The public square--even before got was filled with protesters and cops and clouds of tear gas--is a crowded, noisy place, and not everyone who shouts "Lord, lord" at the top of his lungs is worth listening to. Or citing as evidence of a developing "narrative." Though propagandists will certainly sift through the noise looking for what they insist is signal.
|
|
|
Post by jdd2 on Jun 3, 2020 16:20:00 GMT -5
The covid-19 vaccine will probably come right after the HIV and ebola vaccine trials are finished.
And after being fast-tracked past the ones for malaria and zika.
|
|
|
Post by jdd2 on Jun 4, 2020 17:49:54 GMT -5
Not a covid-19 flower, but cephalanthus occidentalis.
|
|
|
Post by Cornflake on Jun 4, 2020 20:59:04 GMT -5
The virus is passe now, I gather. But here it's getting worse. From the Arizona Republic.
"As of Thursday, Arizona's total case count was 22,753, a 28% increase from last Thursday’s 17,763 cases. The state is nearing a total 1,000 deaths known to have occurred from COVID-19 — as of Thursday, total known deaths were 996.
"The virus is widespread. It's in every county and every state in our nation," [Governor] Ducey said. "This virus is not going away."
Arizona's COVID-19 numbers show recent increases in hospitalizations, cases and the percent of positive tests, but [Arizona Department of Health Services director] Christ would not say whether those numbers indicate a spike in community spread.

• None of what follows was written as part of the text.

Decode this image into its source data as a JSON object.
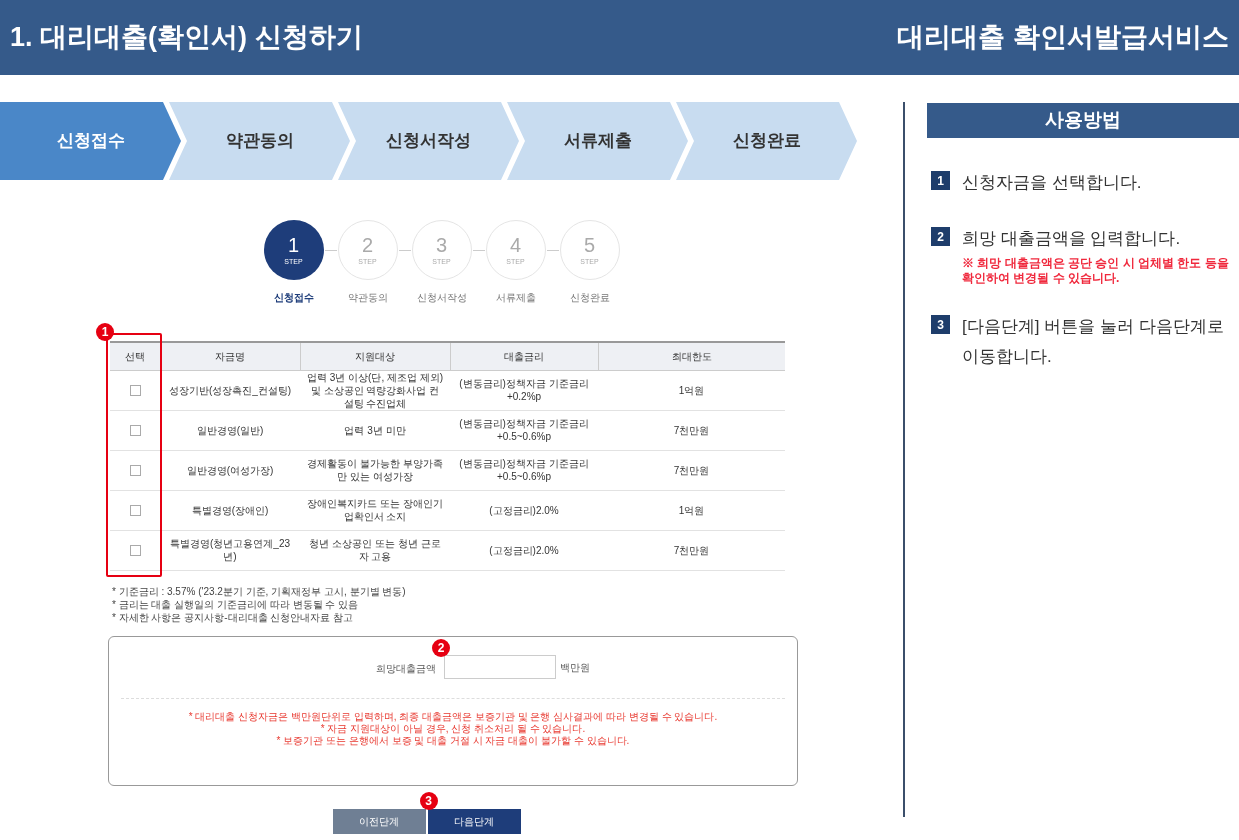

"We know we've got a little bit of a reporting lag, so we'd have to go back and see where the majority of those cases, if they are coming from the specific targeted testing that we are looking at or if it looks like it is community spread, and I don't have the answer to that question right now," Christ said Thursday.
|
|
|
COVID 19
Jun 4, 2020 21:17:20 GMT -5
via mobile
Post by aquaduct on Jun 4, 2020 21:17:20 GMT -5
The virus is passe now, I gather. But here it's getting worse. From the Arizona Republic. "As of Thursday, Arizona's total case count was 22,753, a 28% increase from last Thursday’s 17,763 cases. The state is nearing a total 1,000 deaths known to have occurred from COVID-19 — as of Thursday, total known deaths were 996. "The virus is widespread. It's in every county and every state in our nation," [Governor] Ducey said. "This virus is not going away." Arizona's COVID-19 numbers show recent increases in hospitalizations, cases and the percent of positive tests, but [Arizona Department of Health Services director] Christ would not say whether those numbers indicate a spike in community spread. "We know we've got a little bit of a reporting lag, so we'd have to go back and see where the majority of those cases, if they are coming from the specific targeted testing that we are looking at or if it looks like it is community spread, and I don't have the answer to that question right now," Christ said Thursday. But we've moved on to rioting, docha know.